Distribution of the caloriesCarbohydrate, protein, and fats are determined partly by physiologic factors and partly by taste and economic considerations.
The aim of the science of nutrition is the determination of the kinds and amounts of foods that promote health and well-being. This includes not only the problems of undernutrition but those of overnutrition, taste, and availability. However, certain substances are essential constituents of any human diet. Many of these compounds have been mentioned in the previous sections, and a brief summary of the essential and desirable dietary components is presented below.
Essential dietary components: An optimal diet includes, in addition to sufficient water, adequate calories, protein, fat, minerals, and vitamins.
Caloric intake and distribution: The caloric value of the dietary intake must be approximately equal to the energy expended if body weight is to be maintained. In addition to the 2000 kcal/d necessary to meet basal needs, 500 to 2500 kcal/d (or more) are required to meet the energy demands of daily activities.

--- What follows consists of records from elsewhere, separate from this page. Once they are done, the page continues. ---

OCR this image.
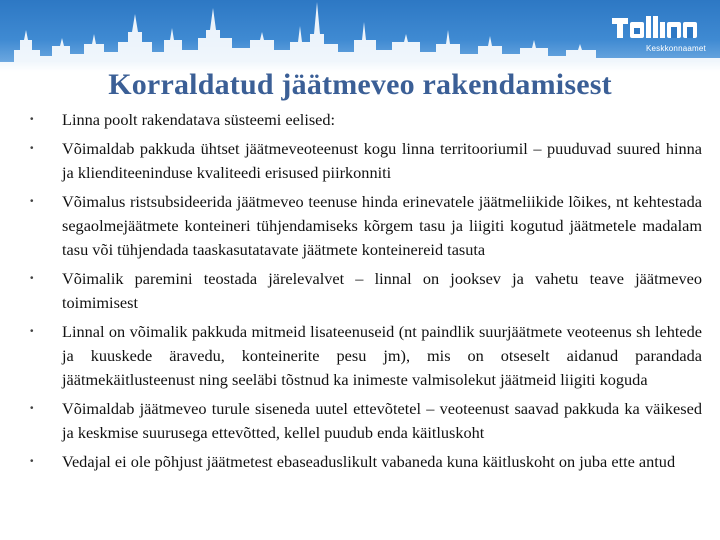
Keskkonnaamet
Korraldatud jäätmeveo rakendamisest
• Linna poolt rakendatava süsteemi eelised:
• Võimaldab pakkuda ühtset jäätmeveoteenust kogu linna territooriumil – puuduvad suured hinna ja klienditeeninduse kvaliteedi erisused piirkonniti
• Võimalus ristsubsideerida jäätmeveo teenuse hinda erinevatele jäätmeliikide lõikes, nt kehtestada segaolmejäätmete konteineri tühjendamiseks kõrgem tasu ja liigiti kogutud jäätmetele madalam tasu või tühjendada taaskasutatavate jäätmete konteinereid tasuta
• Võimalik paremini teostada järelevalvet – linnal on jooksev ja vahetu teave jäätmeveo toimimisest
• Linnal on võimalik pakkuda mitmeid lisateenuseid (nt paindlik suurjäätmete veoteenus sh lehtede ja kuuskede äravedu, konteinerite pesu jm), mis on otseselt aidanud parandada jäätmekäitlusteenust ning seeläbi tõstnud ka inimeste valmisolekut jäätmeid liigiti koguda
• Võimaldab jäätmeveo turule siseneda uutel ettevõtetel – veoteenust saavad pakkuda ka väikesed ja keskmise suurusega ettevõtted, kellel puudub enda käitluskoht
• Vedajal ei ole põhjust jäätmetest ebaseaduslikult vabaneda kuna käitluskoht on juba ette antud
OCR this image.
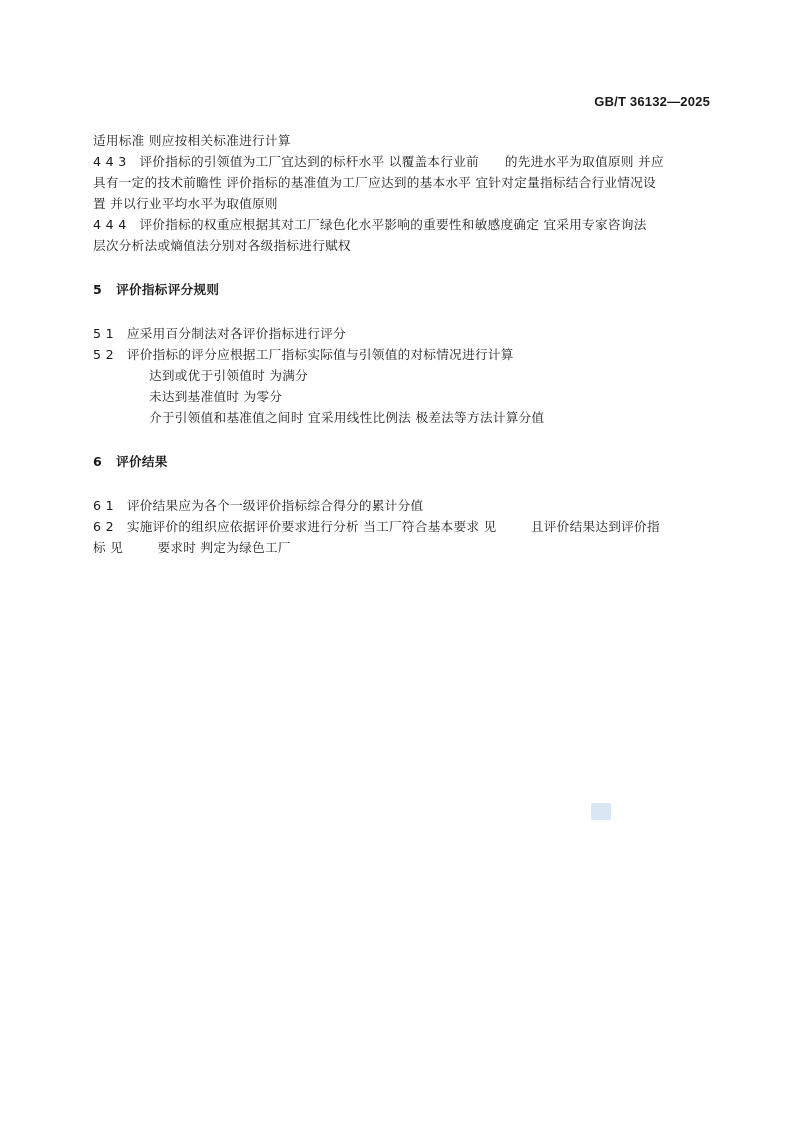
GB/T 36132—2025
适用标准 则应按相关标准进行计算
4 4 3   评价指标的引领值为工厂宜达到的标杆水平 以覆盖本行业前      的先进水平为取值原则 并应
具有一定的技术前瞻性 评价指标的基准值为工厂应达到的基本水平 宜针对定量指标结合行业情况设
置 并以行业平均水平为取值原则
4 4 4   评价指标的权重应根据其对工厂绿色化水平影响的重要性和敏感度确定 宜采用专家咨询法
层次分析法或熵值法分别对各级指标进行赋权
5   评价指标评分规则
5 1   应采用百分制法对各评价指标进行评分
5 2   评价指标的评分应根据工厂指标实际值与引领值的对标情况进行计算
达到或优于引领值时 为满分
未达到基准值时 为零分
介于引领值和基准值之间时 宜采用线性比例法 极差法等方法计算分值
6   评价结果
6 1   评价结果应为各个一级评价指标综合得分的累计分值
6 2   实施评价的组织应依据评价要求进行分析 当工厂符合基本要求 见        且评价结果达到评价指
标 见        要求时 判定为绿色工厂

The distribution of the calories among carbohydrate, protein, and fat is determined partly by physiologic factors and partly by taste and economic considerations. A daily protein intake of 1 g/kg body weight to supply the eight nutritionally essential amino acids and other amino acids is desirable. The source of the protein is also important. Grade 1 proteins , the animal proteins of meat, fish, dairy products, and eggs, contain amino acids in approximately the proportions required for protein synthesis and other uses. Some of the plant proteins are also grade 1, but most are grade 2 because they supply different proportions of amino acid and some lack one or more of the essential amino acids.